Risk of caries or fracture, negative impact on the neighboring teeth, or poor esthetics could also see a restoration replaced. A patient in a high risk category may receive the following:
- Three-monthly recalls.
- Fluoride varnish at each visit.
- Dietary counseling and oral hygiene instruction.
- Bite-wing radiography at 6– 12 monthly intervals.
- Home fluoride rinses and dentifrices.
- Calcium phosphate products (e.g.

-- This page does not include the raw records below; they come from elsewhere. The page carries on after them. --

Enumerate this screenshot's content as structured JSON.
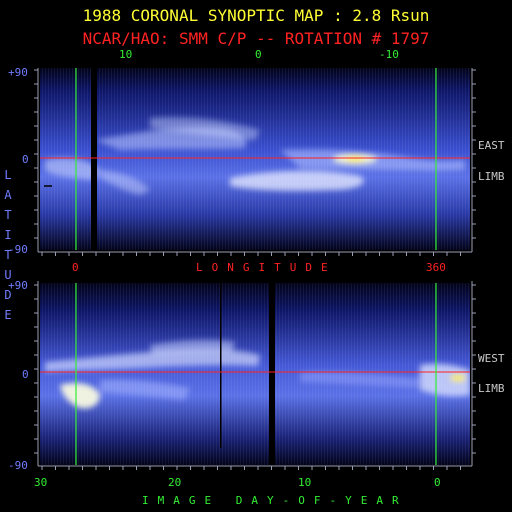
{
  "title": "1988 CORONAL SYNOPTIC MAP : 2.8 Rsun",
  "subtitle": "NCAR/HAO: SMM C/P -- ROTATION # 1797",
  "top_axis_ticks": [
    "10",
    "0",
    "-10"
  ],
  "longitude_label": "LONGITUDE",
  "longitude_ticks": [
    "0",
    "360"
  ],
  "latitude_label": "LATITUDE",
  "upper_panel": {
    "lat_ticks": [
      "+90",
      "0",
      "-90"
    ],
    "limb_label_1": "EAST",
    "limb_label_2": "LIMB"
  },
  "lower_panel": {
    "lat_ticks": [
      "+90",
      "0",
      "-90"
    ],
    "limb_label_1": "WEST",
    "limb_label_2": "LIMB"
  },
  "day_ticks": [
    "30",
    "20",
    "10",
    "0"
  ],
  "day_label": "IMAGE DAY-OF-YEAR",
  "colors": {
    "title": "#ffff33",
    "subtitle": "#ff2222",
    "axis_green": "#33ee33",
    "axis_blue": "#6f7dff",
    "equator_line": "#ff2222"
  }
}
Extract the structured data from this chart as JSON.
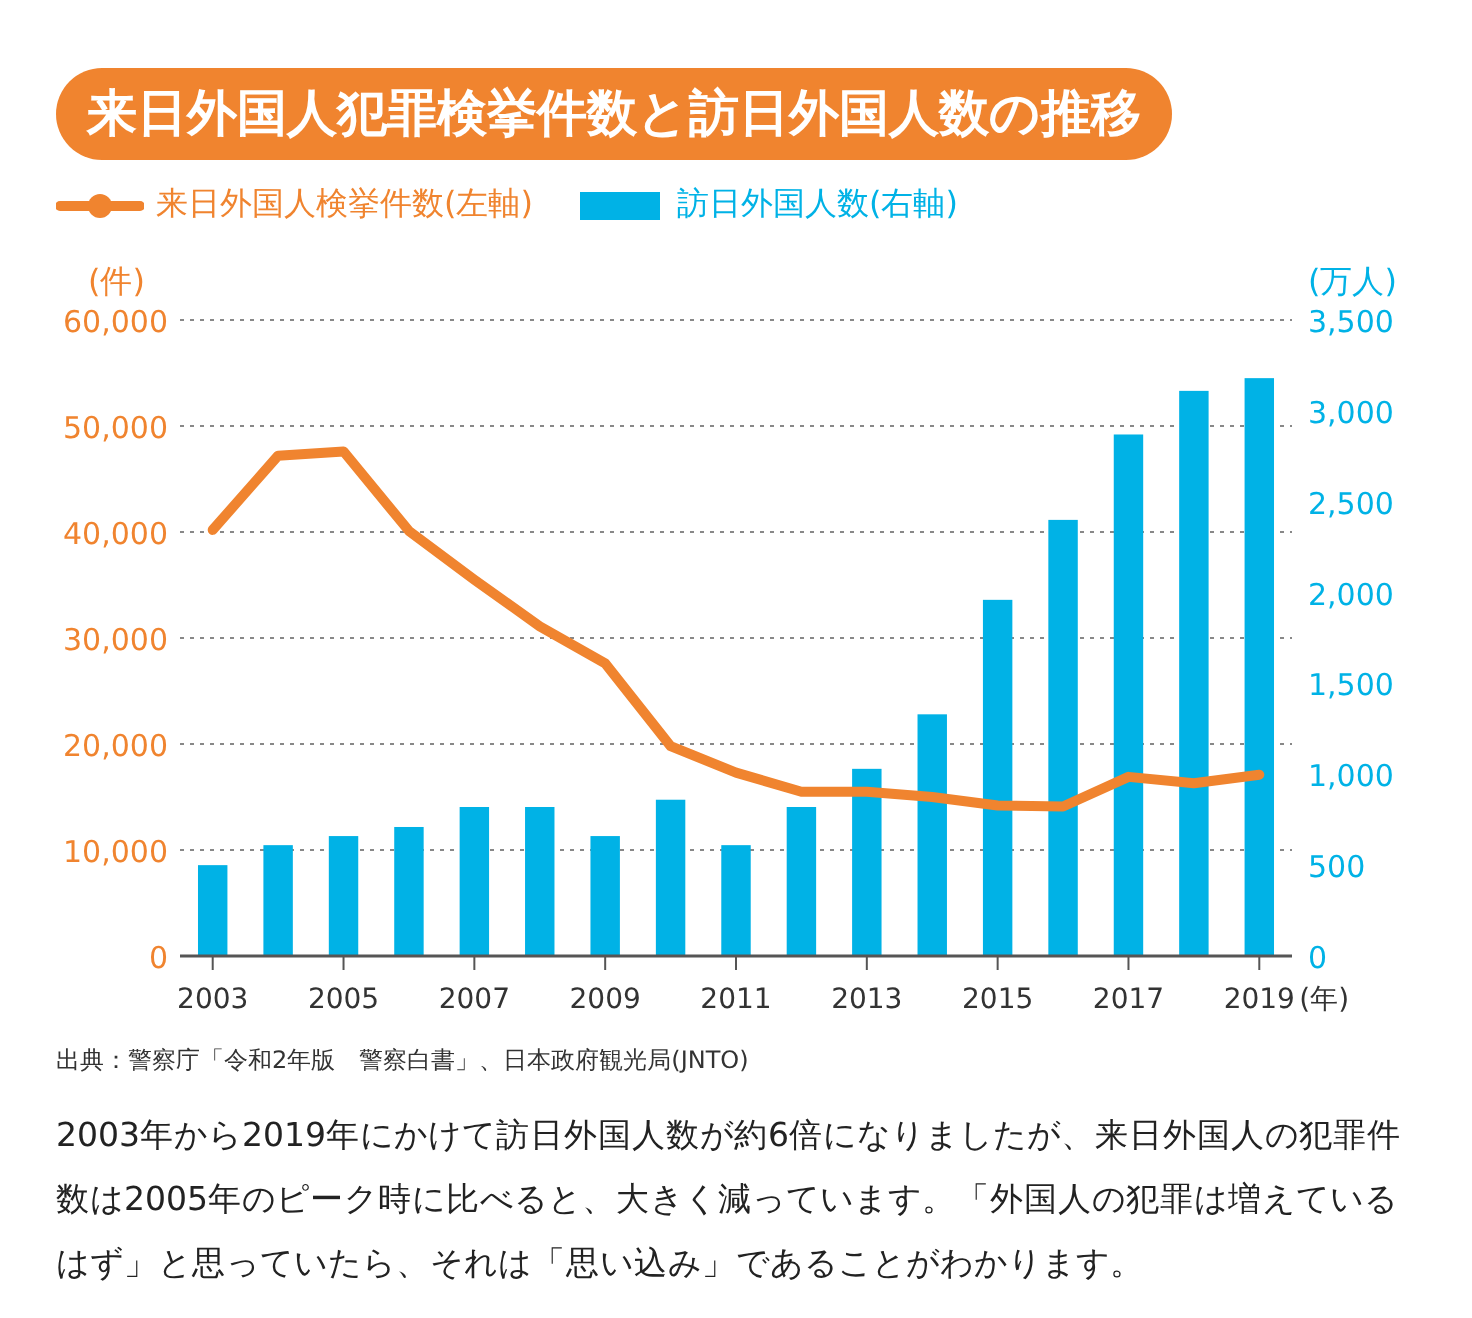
{
  "chart_data": {
    "type": "line",
    "title": "来日外国人犯罪検挙件数と訪日外国人数の推移",
    "x": [
      2003,
      2004,
      2005,
      2006,
      2007,
      2008,
      2009,
      2010,
      2011,
      2012,
      2013,
      2014,
      2015,
      2016,
      2017,
      2018,
      2019
    ],
    "series": [
      {
        "name": "来日外国人検挙件数(左軸)",
        "color": "#f0842f",
        "values": [
          40200,
          47200,
          47600,
          40100,
          35500,
          31100,
          27600,
          19800,
          17300,
          15500,
          15500,
          15000,
          14200,
          14100,
          16900,
          16300,
          17100
        ]
      },
      {
        "name": "訪日外国人数(右軸)",
        "type": "bar",
        "axis": "y2",
        "color": "#00b2e6",
        "values": [
          500,
          610,
          660,
          710,
          820,
          820,
          660,
          860,
          610,
          820,
          1030,
          1330,
          1960,
          2400,
          2870,
          3110,
          3180
        ]
      }
    ],
    "xlim": [
      2002.5,
      2019.5
    ],
    "xticks": [
      2003,
      2005,
      2007,
      2009,
      2011,
      2013,
      2015,
      2017,
      2019
    ],
    "xlabel": "(年)",
    "ylim": [
      0,
      60000
    ],
    "yticks": [
      0,
      {
        "value": 10000,
        "label": "10,000"
      },
      {
        "value": 20000,
        "label": "20,000"
      },
      {
        "value": 30000,
        "label": "30,000"
      },
      {
        "value": 40000,
        "label": "40,000"
      },
      {
        "value": 50000,
        "label": "50,000"
      },
      {
        "value": 60000,
        "label": "60,000"
      }
    ],
    "y2lim": [
      0,
      3500
    ],
    "y2ticks": [
      0,
      500,
      {
        "value": 1000,
        "label": "1,000"
      },
      {
        "value": 1500,
        "label": "1,500"
      },
      {
        "value": 2000,
        "label": "2,000"
      },
      {
        "value": 2500,
        "label": "2,500"
      },
      {
        "value": 3000,
        "label": "3,000"
      },
      {
        "value": 3500,
        "label": "3,500"
      }
    ],
    "ylabel": "(件)",
    "y2label": "(万人)",
    "grid": "y",
    "legend": "top left",
    "annotations": [
      "出典：警察庁「令和2年版　警察白書」、日本政府観光局(JNTO)",
      "2003年から2019年にかけて訪日外国人数が約6倍になりましたが、来日外国人の犯罪件数は2005年のピーク時に比べると、大きく減っています。「外国人の犯罪は増えているはず」と思っていたら、それは「思い込み」であることがわかります。"
    ]
  }
}
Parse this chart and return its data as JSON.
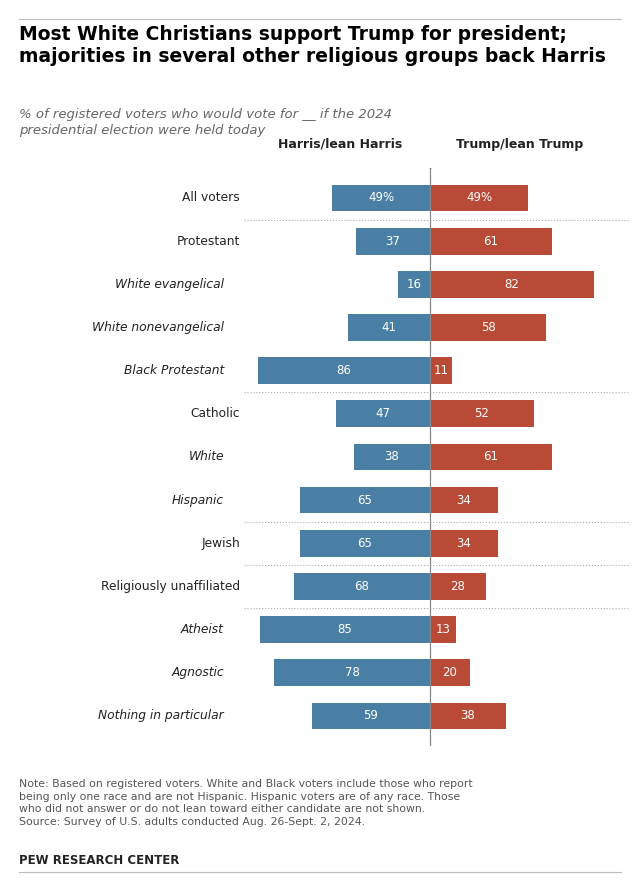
{
  "title": "Most White Christians support Trump for president;\nmajorities in several other religious groups back Harris",
  "subtitle": "% of registered voters who would vote for __ if the 2024\npresidential election were held today",
  "harris_label": "Harris/lean Harris",
  "trump_label": "Trump/lean Trump",
  "categories": [
    "All voters",
    "Protestant",
    "White evangelical",
    "White nonevangelical",
    "Black Protestant",
    "Catholic",
    "White",
    "Hispanic",
    "Jewish",
    "Religiously unaffiliated",
    "Atheist",
    "Agnostic",
    "Nothing in particular"
  ],
  "indent": [
    false,
    false,
    true,
    true,
    true,
    false,
    true,
    true,
    false,
    false,
    true,
    true,
    true
  ],
  "harris_values": [
    49,
    37,
    16,
    41,
    86,
    47,
    38,
    65,
    65,
    68,
    85,
    78,
    59
  ],
  "trump_values": [
    49,
    61,
    82,
    58,
    11,
    52,
    61,
    34,
    34,
    28,
    13,
    20,
    38
  ],
  "harris_show_pct": [
    true,
    false,
    false,
    false,
    false,
    false,
    false,
    false,
    false,
    false,
    false,
    false,
    false
  ],
  "trump_show_pct": [
    true,
    false,
    false,
    false,
    false,
    false,
    false,
    false,
    false,
    false,
    false,
    false,
    false
  ],
  "harris_color": "#4a7fa5",
  "trump_color": "#b94a36",
  "background_color": "#ffffff",
  "divider_after_indices": [
    0,
    4,
    7,
    8,
    9
  ],
  "note": "Note: Based on registered voters. White and Black voters include those who report\nbeing only one race and are not Hispanic. Hispanic voters are of any race. Those\nwho did not answer or do not lean toward either candidate are not shown.\nSource: Survey of U.S. adults conducted Aug. 26-Sept. 2, 2024.",
  "source_label": "PEW RESEARCH CENTER",
  "figsize": [
    6.4,
    8.83
  ],
  "bar_height": 0.62,
  "scale": 90
}
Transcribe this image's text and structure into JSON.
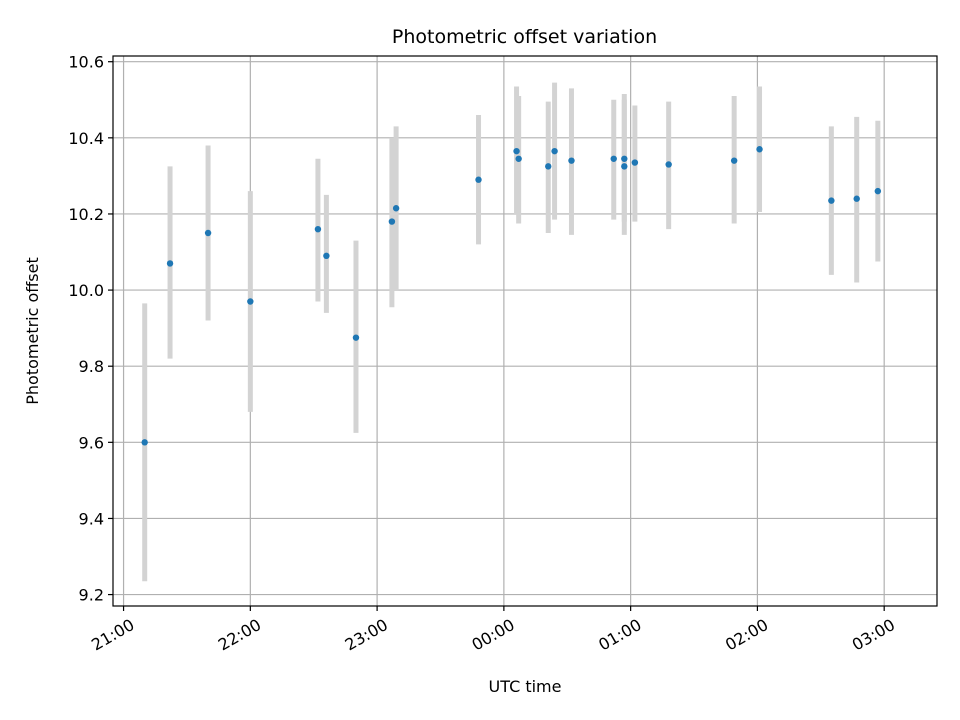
{
  "chart_data": {
    "type": "scatter",
    "title": "Photometric offset variation",
    "xlabel": "UTC time",
    "ylabel": "Photometric offset",
    "xlim": [
      "20:55",
      "03:25"
    ],
    "ylim": [
      9.17,
      10.615
    ],
    "x_ticks": [
      "21:00",
      "22:00",
      "23:00",
      "00:00",
      "01:00",
      "02:00",
      "03:00"
    ],
    "y_ticks": [
      9.2,
      9.4,
      9.6,
      9.8,
      10.0,
      10.2,
      10.4,
      10.6
    ],
    "y_tick_labels": [
      "9.2",
      "9.4",
      "9.6",
      "9.8",
      "10.0",
      "10.2",
      "10.4",
      "10.6"
    ],
    "grid": true,
    "colors": {
      "point": "#1f77b4",
      "errorbar": "#d3d3d3",
      "grid": "#b0b0b0"
    },
    "points": [
      {
        "t": "21:10",
        "y": 9.6,
        "ylo": 9.235,
        "yhi": 9.965
      },
      {
        "t": "21:22",
        "y": 10.07,
        "ylo": 9.82,
        "yhi": 10.325
      },
      {
        "t": "21:40",
        "y": 10.15,
        "ylo": 9.92,
        "yhi": 10.38
      },
      {
        "t": "22:00",
        "y": 9.97,
        "ylo": 9.68,
        "yhi": 10.26
      },
      {
        "t": "22:32",
        "y": 10.16,
        "ylo": 9.97,
        "yhi": 10.345
      },
      {
        "t": "22:36",
        "y": 10.09,
        "ylo": 9.94,
        "yhi": 10.25
      },
      {
        "t": "22:50",
        "y": 9.875,
        "ylo": 9.625,
        "yhi": 10.13
      },
      {
        "t": "23:07",
        "y": 10.18,
        "ylo": 9.955,
        "yhi": 10.4
      },
      {
        "t": "23:09",
        "y": 10.215,
        "ylo": 10.0,
        "yhi": 10.43
      },
      {
        "t": "23:48",
        "y": 10.29,
        "ylo": 10.12,
        "yhi": 10.46
      },
      {
        "t": "00:06",
        "y": 10.365,
        "ylo": 10.2,
        "yhi": 10.535
      },
      {
        "t": "00:07",
        "y": 10.345,
        "ylo": 10.175,
        "yhi": 10.51
      },
      {
        "t": "00:21",
        "y": 10.325,
        "ylo": 10.15,
        "yhi": 10.495
      },
      {
        "t": "00:24",
        "y": 10.365,
        "ylo": 10.185,
        "yhi": 10.545
      },
      {
        "t": "00:32",
        "y": 10.34,
        "ylo": 10.145,
        "yhi": 10.53
      },
      {
        "t": "00:52",
        "y": 10.345,
        "ylo": 10.185,
        "yhi": 10.5
      },
      {
        "t": "00:57",
        "y": 10.345,
        "ylo": 10.18,
        "yhi": 10.515
      },
      {
        "t": "00:57",
        "y": 10.325,
        "ylo": 10.145,
        "yhi": 10.5
      },
      {
        "t": "01:02",
        "y": 10.335,
        "ylo": 10.18,
        "yhi": 10.485
      },
      {
        "t": "01:18",
        "y": 10.33,
        "ylo": 10.16,
        "yhi": 10.495
      },
      {
        "t": "01:49",
        "y": 10.34,
        "ylo": 10.175,
        "yhi": 10.51
      },
      {
        "t": "02:01",
        "y": 10.37,
        "ylo": 10.205,
        "yhi": 10.535
      },
      {
        "t": "02:35",
        "y": 10.235,
        "ylo": 10.04,
        "yhi": 10.43
      },
      {
        "t": "02:47",
        "y": 10.24,
        "ylo": 10.02,
        "yhi": 10.455
      },
      {
        "t": "02:57",
        "y": 10.26,
        "ylo": 10.075,
        "yhi": 10.445
      }
    ]
  }
}
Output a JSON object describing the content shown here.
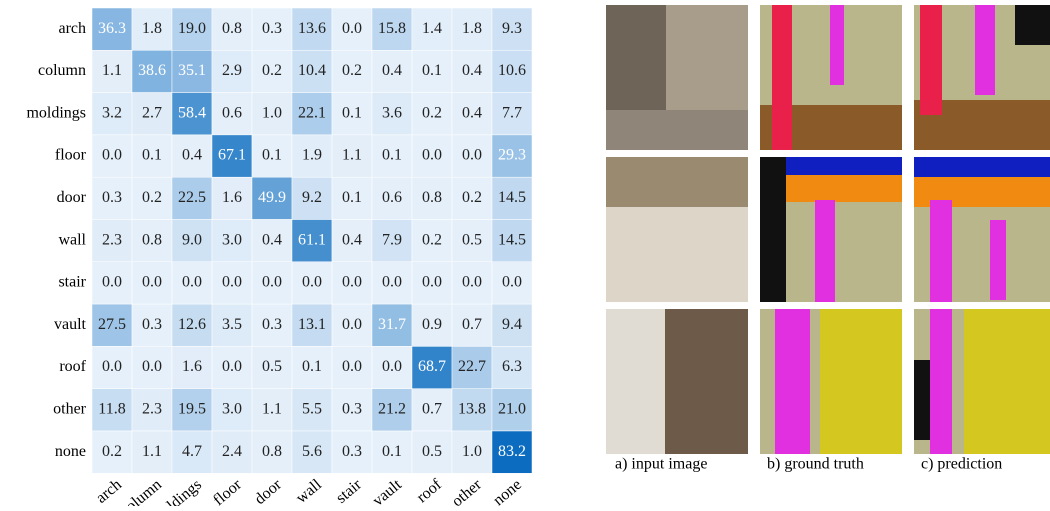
{
  "chart_data": {
    "type": "heatmap",
    "rows": [
      "arch",
      "column",
      "moldings",
      "floor",
      "door",
      "wall",
      "stair",
      "vault",
      "roof",
      "other",
      "none"
    ],
    "categories": [
      "arch",
      "column",
      "moldings",
      "floor",
      "door",
      "wall",
      "stair",
      "vault",
      "roof",
      "other",
      "none"
    ],
    "values": [
      [
        36.3,
        1.8,
        19.0,
        0.8,
        0.3,
        13.6,
        0.0,
        15.8,
        1.4,
        1.8,
        9.3
      ],
      [
        1.1,
        38.6,
        35.1,
        2.9,
        0.2,
        10.4,
        0.2,
        0.4,
        0.1,
        0.4,
        10.6
      ],
      [
        3.2,
        2.7,
        58.4,
        0.6,
        1.0,
        22.1,
        0.1,
        3.6,
        0.2,
        0.4,
        7.7
      ],
      [
        0.0,
        0.1,
        0.4,
        67.1,
        0.1,
        1.9,
        1.1,
        0.1,
        0.0,
        0.0,
        29.3
      ],
      [
        0.3,
        0.2,
        22.5,
        1.6,
        49.9,
        9.2,
        0.1,
        0.6,
        0.8,
        0.2,
        14.5
      ],
      [
        2.3,
        0.8,
        9.0,
        3.0,
        0.4,
        61.1,
        0.4,
        7.9,
        0.2,
        0.5,
        14.5
      ],
      [
        0.0,
        0.0,
        0.0,
        0.0,
        0.0,
        0.0,
        0.0,
        0.0,
        0.0,
        0.0,
        0.0
      ],
      [
        27.5,
        0.3,
        12.6,
        3.5,
        0.3,
        13.1,
        0.0,
        31.7,
        0.9,
        0.7,
        9.4
      ],
      [
        0.0,
        0.0,
        1.6,
        0.0,
        0.5,
        0.1,
        0.0,
        0.0,
        68.7,
        22.7,
        6.3
      ],
      [
        11.8,
        2.3,
        19.5,
        3.0,
        1.1,
        5.5,
        0.3,
        21.2,
        0.7,
        13.8,
        21.0
      ],
      [
        0.2,
        1.1,
        4.7,
        2.4,
        0.8,
        5.6,
        0.3,
        0.1,
        0.5,
        1.0,
        83.2
      ]
    ],
    "value_labels": [
      [
        "36.3",
        "1.8",
        "19.0",
        "0.8",
        "0.3",
        "13.6",
        "0.0",
        "15.8",
        "1.4",
        "1.8",
        "9.3"
      ],
      [
        "1.1",
        "38.6",
        "35.1",
        "2.9",
        "0.2",
        "10.4",
        "0.2",
        "0.4",
        "0.1",
        "0.4",
        "10.6"
      ],
      [
        "3.2",
        "2.7",
        "58.4",
        "0.6",
        "1.0",
        "22.1",
        "0.1",
        "3.6",
        "0.2",
        "0.4",
        "7.7"
      ],
      [
        "0.0",
        "0.1",
        "0.4",
        "67.1",
        "0.1",
        "1.9",
        "1.1",
        "0.1",
        "0.0",
        "0.0",
        "29.3"
      ],
      [
        "0.3",
        "0.2",
        "22.5",
        "1.6",
        "49.9",
        "9.2",
        "0.1",
        "0.6",
        "0.8",
        "0.2",
        "14.5"
      ],
      [
        "2.3",
        "0.8",
        "9.0",
        "3.0",
        "0.4",
        "61.1",
        "0.4",
        "7.9",
        "0.2",
        "0.5",
        "14.5"
      ],
      [
        "0.0",
        "0.0",
        "0.0",
        "0.0",
        "0.0",
        "0.0",
        "0.0",
        "0.0",
        "0.0",
        "0.0",
        "0.0"
      ],
      [
        "27.5",
        "0.3",
        "12.6",
        "3.5",
        "0.3",
        "13.1",
        "0.0",
        "31.7",
        "0.9",
        "0.7",
        "9.4"
      ],
      [
        "0.0",
        "0.0",
        "1.6",
        "0.0",
        "0.5",
        "0.1",
        "0.0",
        "0.0",
        "68.7",
        "22.7",
        "6.3"
      ],
      [
        "11.8",
        "2.3",
        "19.5",
        "3.0",
        "1.1",
        "5.5",
        "0.3",
        "21.2",
        "0.7",
        "13.8",
        "21.0"
      ],
      [
        "0.2",
        "1.1",
        "4.7",
        "2.4",
        "0.8",
        "5.6",
        "0.3",
        "0.1",
        "0.5",
        "1.0",
        "83.2"
      ]
    ],
    "colors": [
      "#e6f0fa",
      "#0b6cc0"
    ]
  },
  "images": {
    "captions": [
      "a) input image",
      "b) ground truth",
      "c) prediction"
    ]
  }
}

GC Tooth Mousse).
- Use of sugar substitutes, e.g., xylitol.
- Saliva stimulants if saliva function is inadequate.

SECONDARY CARIES
Restoring a tooth does not eliminate the carious process if the oral environment is left unchanged. Poor oral hygiene, defective restoration margins, open contacts, overhangs, inferior dental materials, and fractured fillings can all lead to decay. Secondary caries is mainly seen at the interface of the filling and tooth. Hydrolysis of the resin bond used in composite leads to marginal leakage which is visible as marginal staining. Continued breakdown and bacterial ingress lead to caries in this area. Marginal staining is a sign of restorative failure.